The 2010 NATO Lisbon Summit mandated the development of a new NATO policy on cyber defence and an action plan by the end of June 2011 for its implementation.

In November last year the United States military’s Cyber Command, designed to protect from cyber threats, became fully operational. It is responsible for shielding 15 000 military computer networks linking more than seven million machines. Over a hundred foreign intelligence organisations try to break into US networks, Deputy Defence Secretary William Lyn stated last year.

The British government has allocated £650 million over the next four years to deal with cyber threats, which it puts on a part with international terrorism, The Register reports. £63m from this fund will go to fighting cyber-crime. In November last year the UK government identified cyber attacks, terrorism, inter-state conflict and natural disasters as the top threats to national security.

Australia’s spy agency ASIO has established a cyber intelligence unit to counter digital terrorism and other cyber security threats.

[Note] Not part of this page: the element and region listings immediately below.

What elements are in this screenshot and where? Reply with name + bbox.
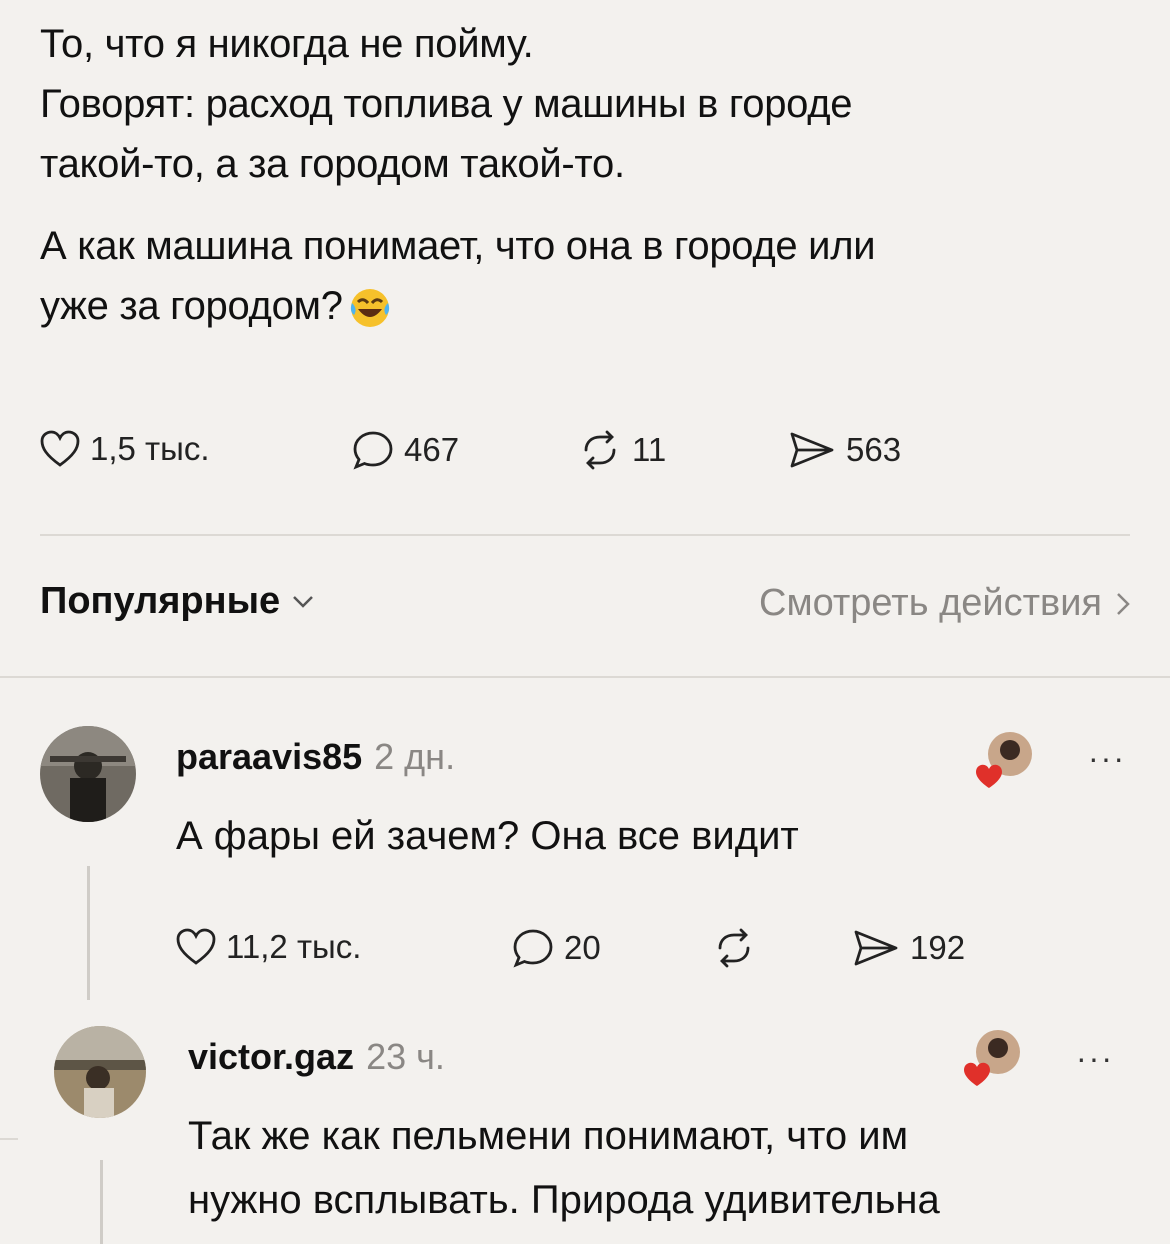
comment-1-like-count: 11,2 тыс. <box>226 928 362 965</box>
post-line-5: уже за городом? <box>40 276 1140 336</box>
thread-line <box>87 866 90 1000</box>
post-line-4: А как машина понимает, что она в городе … <box>40 224 876 268</box>
avatar[interactable] <box>54 1026 146 1118</box>
post-line-3: такой-то, а за городом такой-то. <box>40 142 625 186</box>
repost-icon <box>718 928 750 968</box>
comment-1-username[interactable]: paraavis85 <box>176 736 362 777</box>
laughing-emoji-icon <box>350 289 389 328</box>
author-avatar-heart-icon <box>964 1030 1020 1086</box>
comment-1-time: 2 дн. <box>374 736 456 777</box>
comment-2-username[interactable]: victor.gaz <box>188 1036 354 1077</box>
comment-1-like-button[interactable]: 11,2 тыс. <box>176 928 361 966</box>
divider <box>0 1138 18 1140</box>
more-options-button[interactable]: ··· <box>1076 1040 1114 1077</box>
heart-icon <box>40 430 80 467</box>
avatar[interactable] <box>40 726 136 822</box>
post-text: То, что я никогда не пойму. Говорят: рас… <box>40 14 1140 336</box>
author-avatar-heart-icon <box>976 732 1032 788</box>
share-button[interactable]: 563 <box>788 430 901 470</box>
comment-1-username-line: paraavis85 2 дн. <box>176 736 455 778</box>
avatar-image <box>40 726 136 822</box>
heart-icon <box>176 928 216 965</box>
chevron-right-icon <box>1117 592 1130 615</box>
comment-1-repost-button[interactable] <box>712 928 756 968</box>
divider <box>0 676 1170 678</box>
sort-dropdown[interactable]: Популярные <box>40 580 314 623</box>
post-line-1: То, что я никогда не пойму. <box>40 22 534 66</box>
view-actions-label: Смотреть действия <box>759 582 1102 624</box>
repost-count: 11 <box>632 431 667 468</box>
more-options-button[interactable]: ··· <box>1088 740 1126 777</box>
comment-1-reply-button[interactable]: 20 <box>512 928 601 968</box>
comment-2-text-line-1: Так же как пельмени понимают, что им <box>188 1114 909 1158</box>
repost-button[interactable]: 11 <box>578 430 666 470</box>
divider <box>40 534 1130 536</box>
view-actions-link[interactable]: Смотреть действия <box>759 582 1130 625</box>
send-icon <box>854 930 898 966</box>
comment-bubble-icon <box>353 431 393 470</box>
comment-1-share-count: 192 <box>910 929 966 966</box>
comment-2-username-line: victor.gaz 23 ч. <box>188 1036 445 1078</box>
post-line-2: Говорят: расход топлива у машины в город… <box>40 82 853 126</box>
author-liked-badge <box>972 728 1036 797</box>
chevron-down-icon <box>293 595 314 608</box>
comment-count: 467 <box>404 431 460 468</box>
send-icon <box>790 432 834 468</box>
avatar-image <box>54 1026 146 1118</box>
comment-2-time: 23 ч. <box>366 1036 445 1077</box>
comment-1-text: А фары ей зачем? Она все видит <box>176 814 799 858</box>
author-liked-badge <box>960 1026 1024 1095</box>
thread-line <box>100 1160 103 1244</box>
comment-bubble-icon <box>513 929 553 968</box>
like-count: 1,5 тыс. <box>90 430 210 467</box>
like-button[interactable]: 1,5 тыс. <box>40 430 210 468</box>
repost-icon <box>584 430 616 470</box>
post-line-5-text: уже за городом? <box>40 284 343 328</box>
comment-1-share-button[interactable]: 192 <box>852 928 965 968</box>
comment-1-reply-count: 20 <box>564 929 601 966</box>
comment-button[interactable]: 467 <box>352 430 459 470</box>
sort-label: Популярные <box>40 580 281 622</box>
share-count: 563 <box>846 431 902 468</box>
comment-2-text-line-2: нужно всплывать. Природа удивительна <box>188 1178 940 1222</box>
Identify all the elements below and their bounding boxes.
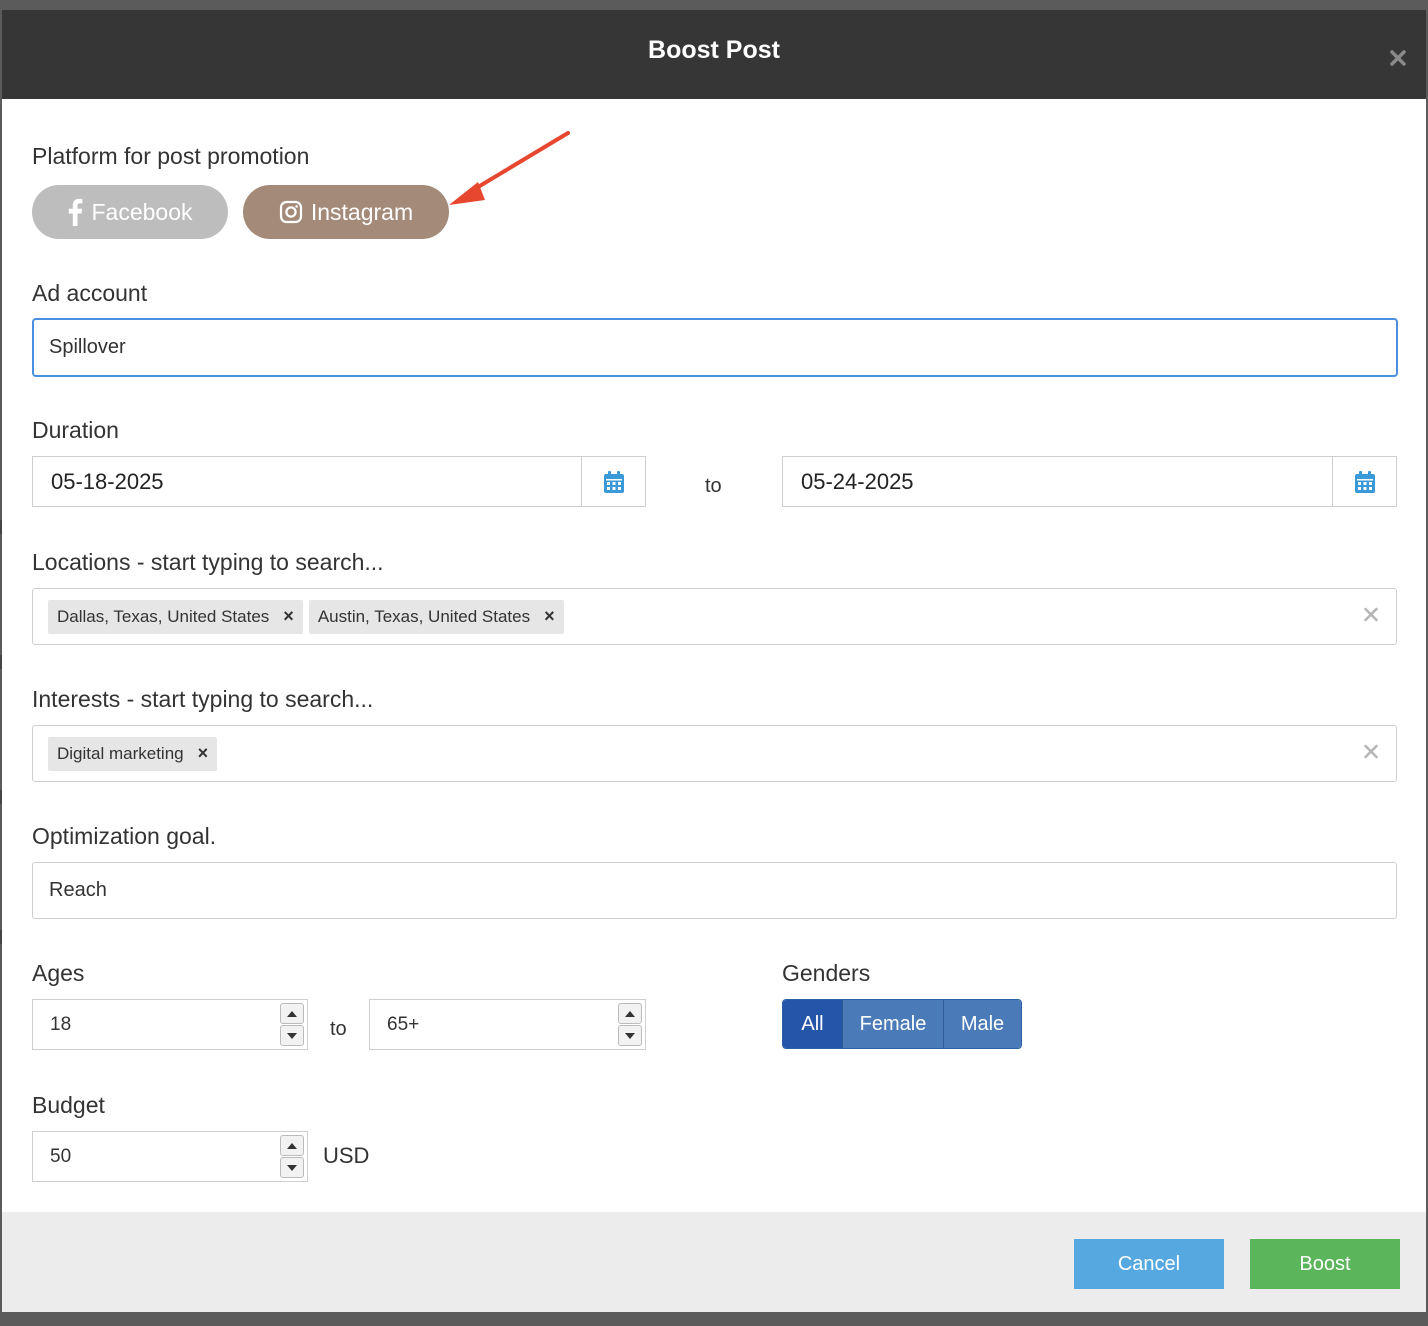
boost-post-modal: Boost Post Platform for post promotion F… (2, 10, 1426, 1312)
spinner-up-icon[interactable] (280, 1003, 304, 1024)
gender-female-button[interactable]: Female (842, 1000, 943, 1048)
budget-spinner (280, 1135, 304, 1178)
budget-currency: USD (323, 1143, 370, 1168)
start-date-field: 05-18-2025 (32, 456, 646, 507)
gender-all-button[interactable]: All (783, 1000, 842, 1048)
age-max-spinner (618, 1003, 642, 1046)
age-min-spinner (280, 1003, 304, 1046)
boost-button[interactable]: Boost (1250, 1239, 1400, 1289)
instagram-icon (279, 200, 302, 224)
spinner-up-icon[interactable] (618, 1003, 642, 1024)
ad-account-select[interactable]: Spillover (32, 318, 1398, 377)
optimization-goal-value: Reach (49, 879, 107, 901)
start-date-picker-button[interactable] (581, 457, 645, 506)
modal-footer: Cancel Boost (2, 1212, 1426, 1312)
ad-account-value: Spillover (49, 336, 126, 358)
remove-tag-icon[interactable]: × (544, 606, 555, 627)
remove-tag-icon[interactable]: × (283, 606, 294, 627)
clear-locations-icon[interactable] (1364, 607, 1378, 626)
age-range-separator: to (330, 1018, 347, 1040)
start-date-input[interactable]: 05-18-2025 (33, 457, 581, 506)
age-min-input[interactable]: 18 (32, 999, 308, 1050)
facebook-platform-button[interactable]: Facebook (32, 185, 228, 239)
interests-label: Interests - start typing to search... (32, 686, 374, 712)
end-date-picker-button[interactable] (1332, 457, 1396, 506)
spinner-down-icon[interactable] (618, 1025, 642, 1046)
platform-label: Platform for post promotion (32, 143, 310, 169)
ages-label: Ages (32, 960, 85, 986)
instagram-platform-button[interactable]: Instagram (243, 185, 449, 239)
interest-tag: Digital marketing × (48, 736, 218, 771)
interest-tag-label: Digital marketing (57, 743, 184, 763)
budget-input[interactable]: 50 (32, 1131, 308, 1182)
location-tag: Dallas, Texas, United States × (48, 599, 303, 634)
age-min-value: 18 (50, 1013, 72, 1035)
genders-label: Genders (782, 960, 871, 986)
date-range-separator: to (705, 475, 722, 497)
spinner-up-icon[interactable] (280, 1135, 304, 1156)
location-tag: Austin, Texas, United States × (308, 599, 564, 634)
spinner-down-icon[interactable] (280, 1025, 304, 1046)
facebook-icon (69, 198, 83, 226)
age-max-value: 65+ (387, 1013, 420, 1035)
end-date-field: 05-24-2025 (782, 456, 1397, 507)
gender-male-button[interactable]: Male (943, 1000, 1021, 1048)
budget-value: 50 (50, 1145, 72, 1167)
remove-tag-icon[interactable]: × (198, 743, 209, 764)
locations-label: Locations - start typing to search... (32, 549, 384, 575)
optimization-goal-select[interactable]: Reach (32, 862, 1397, 919)
instagram-label: Instagram (310, 198, 414, 225)
gender-segmented-control: All Female Male (782, 999, 1022, 1049)
age-max-input[interactable]: 65+ (369, 999, 646, 1050)
optimization-goal-label: Optimization goal. (32, 823, 217, 849)
ad-account-label: Ad account (32, 280, 148, 306)
calendar-icon (1354, 470, 1375, 493)
locations-input[interactable]: Dallas, Texas, United States × Austin, T… (32, 588, 1397, 645)
annotation-arrow (449, 131, 570, 205)
location-tag-label: Dallas, Texas, United States (57, 606, 270, 626)
modal-header: Boost Post (2, 10, 1426, 99)
close-icon[interactable] (1390, 50, 1406, 66)
calendar-icon (603, 470, 624, 493)
duration-label: Duration (32, 417, 119, 443)
cancel-button[interactable]: Cancel (1074, 1239, 1224, 1289)
clear-interests-icon[interactable] (1364, 744, 1378, 763)
budget-label: Budget (32, 1092, 105, 1118)
spinner-down-icon[interactable] (280, 1157, 304, 1178)
facebook-label: Facebook (91, 198, 193, 225)
location-tag-label: Austin, Texas, United States (317, 606, 531, 626)
modal-title: Boost Post (648, 36, 780, 64)
interests-input[interactable]: Digital marketing × (32, 725, 1397, 782)
end-date-input[interactable]: 05-24-2025 (783, 457, 1332, 506)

Announced last week, the unit has been operating since the middle of last year.
“The explosion of the cyber world has expanded infinitely the opportunities for the covert acquisition of information by both state and non-state actors,” said Australian Attorney General Robert McClelland, IOL reports. “As these attacks can be staged from anywhere in the world, they can infiltrate the control systems of critical infrastructure, be activated remotely, causing damage and mayhem to our technology-dependent lives,” he said.

Meanwhile in South Africa, the Department of Communications has developed a draft Cyber Security Policy that will be tabled before cabinet this year for approval. The policy will seek to put a framework in place to “bolster and improve South Africa’s cyber-security”.

The Draft Cyber Security Policy was released at the beginning of last year by the Department of Communications. Its decision to boost cyber security comes in conjunction with the government’s plans to battle crime using technology-based solutions and partnerships.
“We all recognise that in today’s world living in an information age where so much of our communication, our economy our virtual lives rest upon security of our information networks, that this is a very important area an indeed that it is treated as one of the priority areas by the cluster,” Deputy Minister of Justice and Constiutional Development Andries Nel said.

The draft Cyber Security Policy aims to ensure that all organs of state as well as the private sector can cooperate to ensure the security of South Africa’s information networks. The policy will enable government to fight crime such as child sexual material on the Internet and attacks on information systems as well as identity fraud.